鴫沢(しぎさわ)

Open App

 私はスーパーでレジ打ちのアルバイトをしている。駅に近い大型スーパーなので、客が多い。当然、厄介な客も多く紛れ込んでいる。
 今日もその一人に出会った。
 その客は七十歳ほどの女で、カゴを台に置くときに、ひどく乱暴に置いたので、どうもマトモな客でないなと思った。ところで接客のマニュアルでは、ポイントカードを提示しない客に対し、——ポイントカードお持ちですか? と訊くことになっている。その客はポイントカードを提示しなかったので、最後に訊かなければならないが、気乗りしない。アルバイト三年の実地経験として、その手の客とは極力コミュニケーションを取らない方が良いということを知っている。またその手の客はポイントカードという小市民的なものを持っていないことの方が多い。

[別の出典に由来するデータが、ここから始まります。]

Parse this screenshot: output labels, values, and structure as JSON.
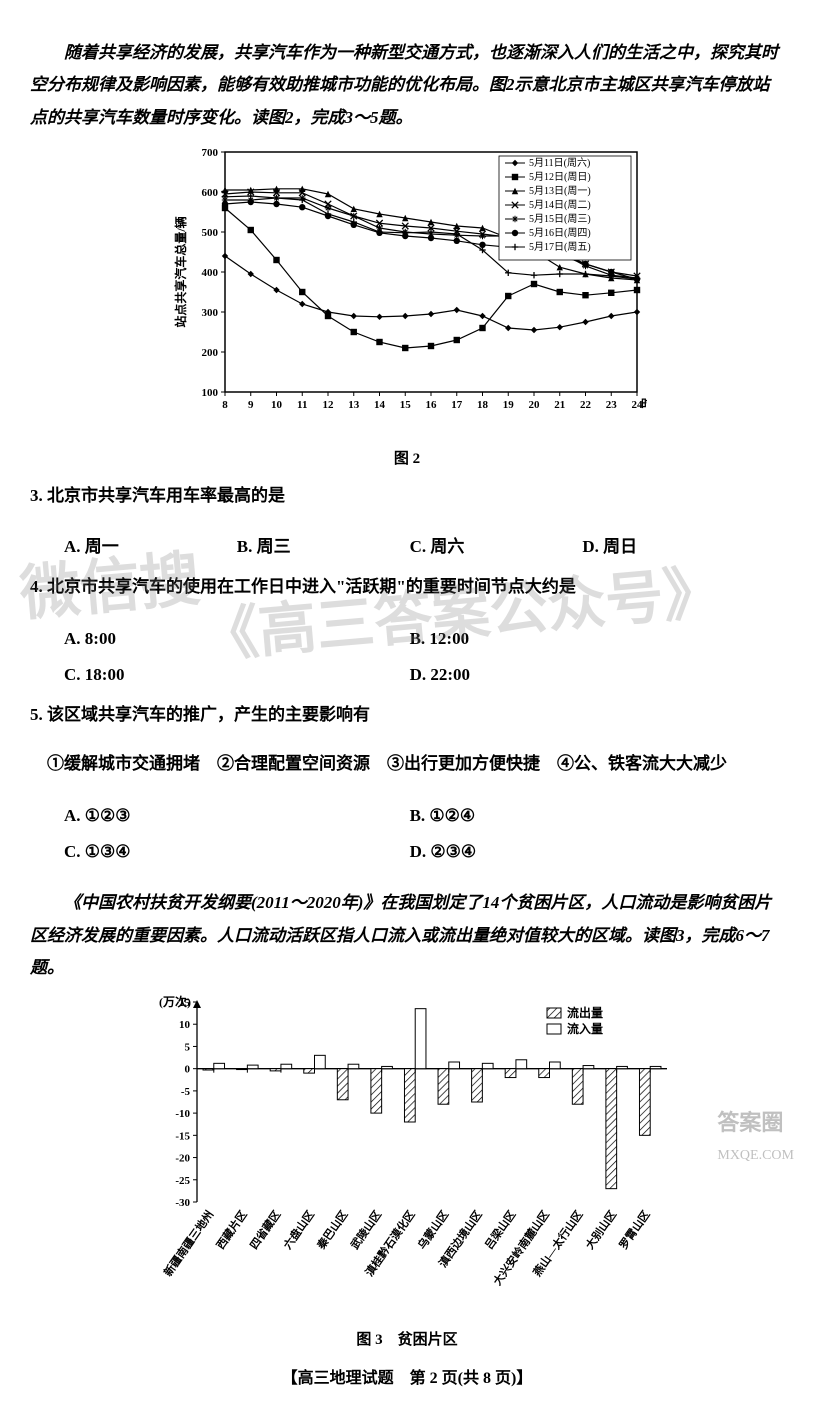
{
  "intro1": "随着共享经济的发展，共享汽车作为一种新型交通方式，也逐渐深入人们的生活之中，探究其时空分布规律及影响因素，能够有效助推城市功能的优化布局。图2示意北京市主城区共享汽车停放站点的共享汽车数量时序变化。读图2，完成3～5题。",
  "chart1": {
    "caption": "图 2",
    "ylabel": "站点共享汽车总量/辆",
    "xlabel": "时间/时",
    "xticks": [
      "8",
      "9",
      "10",
      "11",
      "12",
      "13",
      "14",
      "15",
      "16",
      "17",
      "18",
      "19",
      "20",
      "21",
      "22",
      "23",
      "24"
    ],
    "yticks": [
      "100",
      "200",
      "300",
      "400",
      "500",
      "600",
      "700"
    ],
    "legend": [
      "5月11日(周六)",
      "5月12日(周日)",
      "5月13日(周一)",
      "5月14日(周二)",
      "5月15日(周三)",
      "5月16日(周四)",
      "5月17日(周五)"
    ],
    "ylim": [
      100,
      700
    ],
    "series": {
      "s1": [
        440,
        395,
        355,
        320,
        300,
        290,
        288,
        290,
        295,
        305,
        290,
        260,
        255,
        262,
        275,
        290,
        300
      ],
      "s2": [
        560,
        505,
        430,
        350,
        290,
        250,
        225,
        210,
        215,
        230,
        260,
        340,
        370,
        350,
        342,
        348,
        355
      ],
      "s3": [
        605,
        605,
        608,
        608,
        595,
        558,
        545,
        535,
        525,
        515,
        510,
        485,
        452,
        412,
        395,
        385,
        380
      ],
      "s4": [
        595,
        600,
        598,
        598,
        570,
        540,
        522,
        515,
        510,
        502,
        495,
        487,
        470,
        450,
        420,
        400,
        390
      ],
      "s5": [
        580,
        580,
        585,
        585,
        560,
        540,
        510,
        500,
        495,
        492,
        490,
        490,
        465,
        450,
        415,
        392,
        385
      ],
      "s6": [
        570,
        575,
        570,
        562,
        540,
        518,
        498,
        490,
        485,
        478,
        468,
        462,
        455,
        442,
        420,
        400,
        382
      ],
      "s7": [
        588,
        590,
        585,
        580,
        545,
        525,
        500,
        498,
        500,
        495,
        455,
        398,
        392,
        395,
        395,
        390,
        382
      ]
    },
    "markers": [
      "diamond",
      "square",
      "triangle",
      "x",
      "star",
      "circle",
      "plus"
    ],
    "line_color": "#000000",
    "grid_color": "#000000",
    "background": "#ffffff"
  },
  "q3": {
    "stem": "3. 北京市共享汽车用车率最高的是",
    "A": "A. 周一",
    "B": "B. 周三",
    "C": "C. 周六",
    "D": "D. 周日"
  },
  "q4": {
    "stem": "4. 北京市共享汽车的使用在工作日中进入\"活跃期\"的重要时间节点大约是",
    "A": "A. 8:00",
    "B": "B. 12:00",
    "C": "C. 18:00",
    "D": "D. 22:00"
  },
  "q5": {
    "stem": "5. 该区域共享汽车的推广，产生的主要影响有",
    "items": "①缓解城市交通拥堵　②合理配置空间资源　③出行更加方便快捷　④公、铁客流大大减少",
    "A": "A. ①②③",
    "B": "B. ①②④",
    "C": "C. ①③④",
    "D": "D. ②③④"
  },
  "intro2": "《中国农村扶贫开发纲要(2011～2020年)》在我国划定了14个贫困片区，人口流动是影响贫困片区经济发展的重要因素。人口流动活跃区指人口流入或流出量绝对值较大的区域。读图3，完成6～7题。",
  "chart2": {
    "caption": "图 3　贫困片区",
    "ylabel": "(万次)",
    "yticks": [
      "15",
      "10",
      "5",
      "0",
      "-5",
      "-10",
      "-15",
      "-20",
      "-25",
      "-30"
    ],
    "ylim": [
      -30,
      15
    ],
    "legend": [
      "流出量",
      "流入量"
    ],
    "categories": [
      "新疆南疆三地州",
      "西藏片区",
      "四省藏区",
      "六盘山区",
      "秦巴山区",
      "武陵山区",
      "滇桂黔石漠化区",
      "乌蒙山区",
      "滇西边境山区",
      "吕梁山区",
      "大兴安岭南麓山区",
      "燕山—太行山区",
      "大别山区",
      "罗霄山区"
    ],
    "outflow": [
      -0.3,
      -0.2,
      -0.5,
      -1,
      -7,
      -10,
      -12,
      -8,
      -7.5,
      -2,
      -2,
      -8,
      -27,
      -15
    ],
    "inflow": [
      1.2,
      0.8,
      1,
      3,
      1,
      0.5,
      13.5,
      1.5,
      1.2,
      2,
      1.5,
      0.7,
      0.5,
      0.5
    ],
    "outflow_fill": "hatch",
    "inflow_fill": "#ffffff",
    "border_color": "#000000"
  },
  "footer": "【高三地理试题　第 2 页(共 8 页)】",
  "watermark1": "微信搜",
  "watermark2": "《高三答案公众号》",
  "corner1": "答案圈",
  "corner2": "MXQE.COM"
}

 私はポイントカードの有無を訊かずに終わらせようと思ったが、仮にポイントカードを持っていて、会計の終わった後に、ポイントカードを提示された場合の困難を考えた。この手の客は、会計が円滑に進まないのをとにかく嫌う。会計が終わったあとに、ポイントを後付けする作業は最低でも三分かかる。三分間を、全く怒りなしに過ごせるとは到底思えない。
 結局訊くことにした。
 訊いてみたら、——持ってないわ! と怒鳴られた。予想通りである。私は、——すみませんとだけ言った。何とかことなきを得た。
 こういう客は老人に多い気がする。上のようなものを狂気と言えるかわからないが、仮にそう言うなら、この客は狂気を老年になってから発芽させたのか、生まれたときから抱懐していたのか、どちらだろう? 後者の場合、狂気を抱懐したまま、どのように長年社会生活を営んできたのだろう? 気になるところである。